I imagine SpaceX would be quite happy if ITAR was loosened, but I doubt that will happen.
I honestly can't see why ITAR applies to citizens of friendly countries such as Canada or the UK. The point of ITAR is to stop unfriendly countries like China, Russia, Iran or North Korea getting access to technologies with sensitive military applications. The US trusts its closest allies in so many other ways (e.g. UKUSA "Five Eyes" intelligence sharing agreement, the 1958 Mutual Defence Agreement under which the UK and US share nuclear weapon design information), why not in this?
A country is friendly until it isn't. I understand it's not a requirement imposed by SpaceX, but it also prevents them from getting a lot of applications they wouldn't be able to turn into hires.

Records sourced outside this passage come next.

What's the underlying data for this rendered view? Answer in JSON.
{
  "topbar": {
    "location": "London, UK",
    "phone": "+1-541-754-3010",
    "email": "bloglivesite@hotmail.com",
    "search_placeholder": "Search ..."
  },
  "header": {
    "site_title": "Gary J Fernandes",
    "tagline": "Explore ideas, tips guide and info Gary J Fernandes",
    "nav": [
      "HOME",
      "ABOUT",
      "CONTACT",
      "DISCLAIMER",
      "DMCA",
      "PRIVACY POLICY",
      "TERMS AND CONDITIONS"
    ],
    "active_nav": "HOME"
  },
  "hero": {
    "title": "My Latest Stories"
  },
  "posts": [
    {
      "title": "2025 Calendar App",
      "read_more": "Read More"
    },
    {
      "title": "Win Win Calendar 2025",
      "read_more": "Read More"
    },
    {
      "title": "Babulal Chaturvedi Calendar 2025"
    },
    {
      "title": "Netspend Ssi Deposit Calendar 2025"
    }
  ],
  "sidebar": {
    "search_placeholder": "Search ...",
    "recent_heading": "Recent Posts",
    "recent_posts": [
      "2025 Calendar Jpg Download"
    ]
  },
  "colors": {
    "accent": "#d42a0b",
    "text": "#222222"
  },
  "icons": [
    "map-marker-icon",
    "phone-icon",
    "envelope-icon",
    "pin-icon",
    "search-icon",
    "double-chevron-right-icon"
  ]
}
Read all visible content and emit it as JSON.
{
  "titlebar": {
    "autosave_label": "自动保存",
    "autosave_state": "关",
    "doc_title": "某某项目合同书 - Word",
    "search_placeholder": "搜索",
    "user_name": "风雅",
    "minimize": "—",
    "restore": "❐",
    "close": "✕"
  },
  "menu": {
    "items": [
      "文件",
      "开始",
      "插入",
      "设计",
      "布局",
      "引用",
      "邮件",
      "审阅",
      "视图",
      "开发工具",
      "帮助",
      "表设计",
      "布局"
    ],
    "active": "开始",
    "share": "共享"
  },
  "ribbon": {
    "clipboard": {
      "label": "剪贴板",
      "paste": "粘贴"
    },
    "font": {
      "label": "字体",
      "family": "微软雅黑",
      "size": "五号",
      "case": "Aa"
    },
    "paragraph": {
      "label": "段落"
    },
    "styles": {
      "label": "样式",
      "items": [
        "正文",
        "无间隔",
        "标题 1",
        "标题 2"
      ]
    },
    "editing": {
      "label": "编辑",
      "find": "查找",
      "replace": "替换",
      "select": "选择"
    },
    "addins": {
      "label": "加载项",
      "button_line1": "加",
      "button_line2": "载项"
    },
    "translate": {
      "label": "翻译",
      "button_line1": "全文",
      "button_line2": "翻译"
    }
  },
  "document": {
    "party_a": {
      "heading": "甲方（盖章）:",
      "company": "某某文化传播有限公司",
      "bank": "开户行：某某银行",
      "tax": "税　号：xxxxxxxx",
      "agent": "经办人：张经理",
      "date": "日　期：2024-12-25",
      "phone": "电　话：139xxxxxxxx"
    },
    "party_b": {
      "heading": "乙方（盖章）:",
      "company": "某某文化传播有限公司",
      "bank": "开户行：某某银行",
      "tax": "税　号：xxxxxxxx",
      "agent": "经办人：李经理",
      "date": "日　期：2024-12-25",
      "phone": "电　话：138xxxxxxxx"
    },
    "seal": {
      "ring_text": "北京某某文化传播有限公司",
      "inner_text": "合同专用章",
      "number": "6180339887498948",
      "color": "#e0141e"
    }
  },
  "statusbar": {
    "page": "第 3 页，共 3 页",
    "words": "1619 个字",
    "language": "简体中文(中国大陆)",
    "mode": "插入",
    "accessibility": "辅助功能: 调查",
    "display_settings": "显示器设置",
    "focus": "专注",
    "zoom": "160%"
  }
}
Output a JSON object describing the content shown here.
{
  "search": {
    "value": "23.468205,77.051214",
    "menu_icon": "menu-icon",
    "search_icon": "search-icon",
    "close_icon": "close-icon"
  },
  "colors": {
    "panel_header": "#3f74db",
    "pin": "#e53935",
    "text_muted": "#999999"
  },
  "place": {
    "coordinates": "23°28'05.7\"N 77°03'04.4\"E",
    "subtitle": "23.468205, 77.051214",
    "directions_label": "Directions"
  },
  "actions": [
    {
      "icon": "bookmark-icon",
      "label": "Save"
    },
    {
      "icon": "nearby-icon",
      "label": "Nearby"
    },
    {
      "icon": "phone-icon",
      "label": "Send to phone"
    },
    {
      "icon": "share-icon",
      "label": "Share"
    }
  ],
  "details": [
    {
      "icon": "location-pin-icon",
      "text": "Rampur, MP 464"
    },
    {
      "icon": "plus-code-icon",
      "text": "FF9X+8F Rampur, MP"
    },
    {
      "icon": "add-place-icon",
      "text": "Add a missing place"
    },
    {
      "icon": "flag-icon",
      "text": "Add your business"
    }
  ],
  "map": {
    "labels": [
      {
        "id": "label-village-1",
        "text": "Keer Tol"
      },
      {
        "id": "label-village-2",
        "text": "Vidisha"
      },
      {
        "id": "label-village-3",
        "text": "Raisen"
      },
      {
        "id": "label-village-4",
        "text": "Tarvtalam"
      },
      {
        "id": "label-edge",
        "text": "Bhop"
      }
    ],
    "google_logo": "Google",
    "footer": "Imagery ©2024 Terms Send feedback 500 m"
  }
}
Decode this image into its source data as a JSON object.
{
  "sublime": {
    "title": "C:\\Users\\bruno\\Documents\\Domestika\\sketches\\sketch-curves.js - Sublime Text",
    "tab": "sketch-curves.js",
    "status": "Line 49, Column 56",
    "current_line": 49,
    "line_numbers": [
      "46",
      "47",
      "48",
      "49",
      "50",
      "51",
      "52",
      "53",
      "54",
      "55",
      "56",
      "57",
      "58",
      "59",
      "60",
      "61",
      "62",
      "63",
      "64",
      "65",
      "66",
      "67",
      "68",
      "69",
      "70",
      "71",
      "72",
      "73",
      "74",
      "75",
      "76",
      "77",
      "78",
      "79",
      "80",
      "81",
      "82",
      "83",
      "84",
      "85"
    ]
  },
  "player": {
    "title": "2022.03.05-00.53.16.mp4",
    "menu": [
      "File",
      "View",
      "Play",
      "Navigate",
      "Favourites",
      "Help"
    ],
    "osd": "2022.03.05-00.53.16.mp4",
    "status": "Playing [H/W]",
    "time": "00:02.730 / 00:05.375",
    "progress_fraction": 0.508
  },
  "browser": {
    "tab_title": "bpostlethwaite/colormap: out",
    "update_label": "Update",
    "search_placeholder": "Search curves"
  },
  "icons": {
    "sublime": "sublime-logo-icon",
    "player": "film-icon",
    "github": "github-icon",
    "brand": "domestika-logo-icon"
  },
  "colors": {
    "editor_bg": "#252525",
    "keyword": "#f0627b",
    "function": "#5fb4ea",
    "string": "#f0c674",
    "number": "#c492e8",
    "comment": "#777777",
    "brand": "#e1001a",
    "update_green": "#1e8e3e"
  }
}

It seems rather silly to me to worry about the knowledge of a few UK citizen SpaceX engineers, in the event of a hypothetical US-UK breakup, considering how much information the US and the UK already share in the fields of nuclear weapons and SIGINT. Surely knowledge about the later two is a much bigger concern than the first? Yet, if they are willing to risk the later, why not risk the former as well?
Besides that, the risk of a US-UK breakup has always appeared to be low, and Brexit arguably makes it even less likely.
I would presume it depends on whom you're asking. E.g. Elon's stated multiple times that he believes requirements of degrees on many of Tesla's job postings to be "absurd"[0][1]
Having a degree or not is different from having a degree with a low or high GPA. Having a low GPA at a University is a worse signal for hard working person than having no University background.
> Why would a person with 20 years of experience want to work for a company with no work-life balance?
The initial comment by bfieidhbrjr already answered that very nicely: out of the desire to actually do something that is important re work. Important being subjective to the person in question obviously.
A lot of people already work meaningless jobs with no work-life balance and they would find it to be a substantial improvement to work somewhere with meaningful work even without a proper work-life balance.